C'est encore un de ces
matins où rien dans la vie n'a changé, où un laps de temps a juste
passé. Un matin où l'on a envie de rien. Un matin avec un temps de
chien, où l'on oscille entre
hasard et nécessité, prendre part à la vie ou rester cloîtré. Un
matin gris sur gris, rien sur rien. C'est pourtant lors d'un
de ces matins que tout aurait dû exploser dans une cacophonie
monstrueuse, car si l'on avait juste osé, la vie aurait été
merveilleuse. Mais c'est un matin de chagrin.
Il faut être bien couard
devant l'adversité pour ne pas vouloir fonder une réalité. Car un
jour, on regrette nécessairement, on s'en veut, on serre les dents.
On s'endort en pleurant. On se rend compte que c'est plus dur
maintenant d'aller de l'avant, alors qu'on avait tout devant soi. On
aurait pu, oui, être soi.
Mais au lieu de cela, on a
choisi une autre voie.
Et on se réveille, on
bâille, on s'étire, on regarde les corneilles tournoyer et bondir
sur une toile fadasse et on se dit qu'on a manqué d'audace, on
n'arrive pas à se dire de se lever car on ne voit pas bien par où
prendre cette journée, on n'en voit pas la peine car on a trop de
peines. Alors, la mort dans l'âme aussi grise que les nuages, la
tête sous l'emprise de mirages, on se rendort sans trouver le
sommeil, on ne sait plus bien si l'on veille, et l'on ne se tourne
qu'un peu, seulement, de peur de toucher le froid du drap là où il
y avait l'amant. On écrit des messages plein d'espoir que l'on garde
dans un tiroir, que l'on n'enverra jamais, qui resteront là des
années et qu'on finira par mettre au rebut quand on aura retrouvé
un début. On broie du noir et on rejette du gris sombre. Le lit
préfigure la tombe de la vieillesse, quand on sera gonflé de
regrets et de tristesse. Les décombres de la vie alors encombreront
les vestiges de l'ennui, et l'on repensera à ces matins sans
nombres, ces longs matins sans ombres où l'on ne voyait rien de bien
se profiler dans le lointain, et où l'on voulait baisser les bras.
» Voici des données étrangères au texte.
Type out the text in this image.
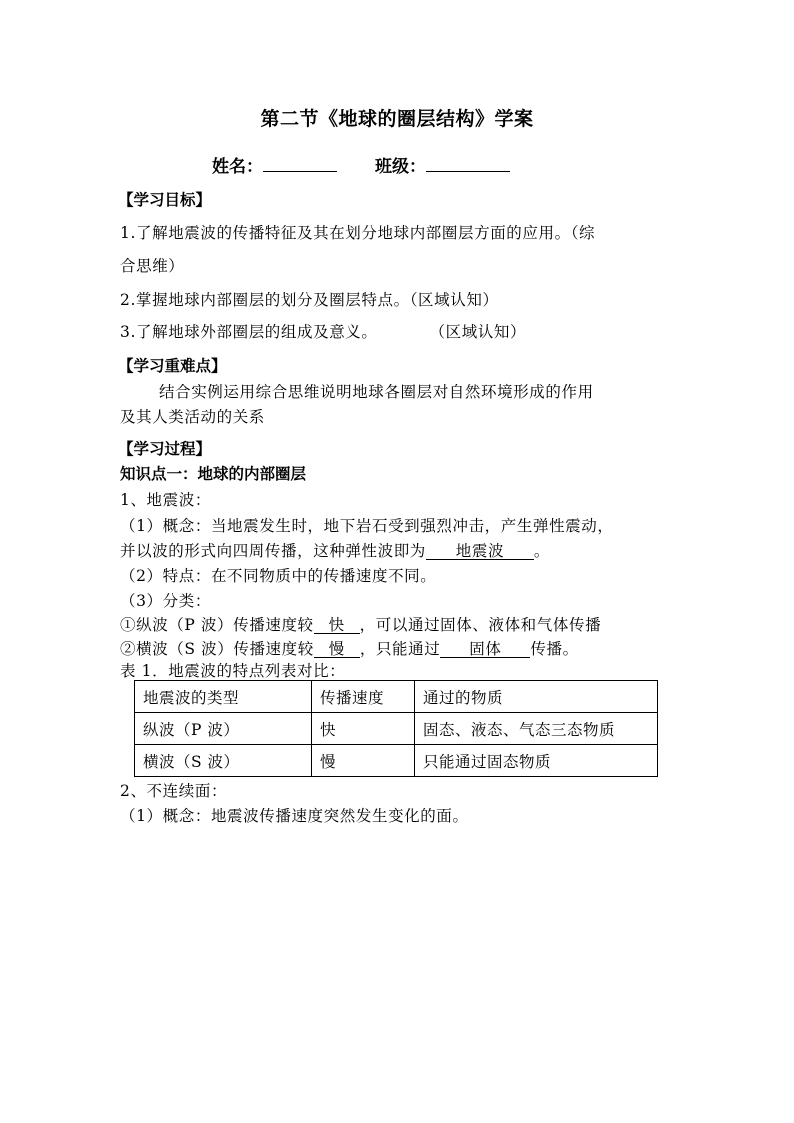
第二节《地球的圈层结构》学案
姓名：	班级：
【学习目标】
1.了解地震波的传播特征及其在划分地球内部圈层方面的应用。（综
合思维）
2.掌握地球内部圈层的划分及圈层特点。（区域认知）
3.了解地球外部圈层的组成及意义。	（区域认知）
【学习重难点】
结合实例运用综合思维说明地球各圈层对自然环境形成的作用
及其人类活动的关系
【学习过程】
知识点一：地球的内部圈层
1、地震波：
（1）概念：当地震发生时，地下岩石受到强烈冲击，产生弹性震动，
并以波的形式向四周传播，这种弹性波即为 地震波 。
（2）特点：在不同物质中的传播速度不同。
（3）分类：
①纵波（P 波）传播速度较 快 ，可以通过固体、液体和气体传播
②横波（S 波）传播速度较 慢 ，只能通过 固体 传播。
表 1．地震波的特点列表对比：
地震波的类型	传播速度	通过的物质
纵波（P 波）	快	固态、液态、气态三态物质
横波（S 波）	慢	只能通过固态物质
2、不连续面：
（1）概念：地震波传播速度突然发生变化的面。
Mais on est encore là, sans trop savoir pour quoi.
Alors on se lève, on
réchauffe son cœur et ses mains avec du thé et un peu de pain, on
imagine les sacolèves mettre voile vers le levant. Les vents,
propices auparavant, soufflent d'ores sur le ponant. Et on crève de
voir qu'on a mis fin à son rêve. Le navire, resté amarré,
moribonde sur les flots pers et l'on ouvre les volets et la vision se
perd.
Pour l'heure, c'est un
matin de poussière et la vie est derrière.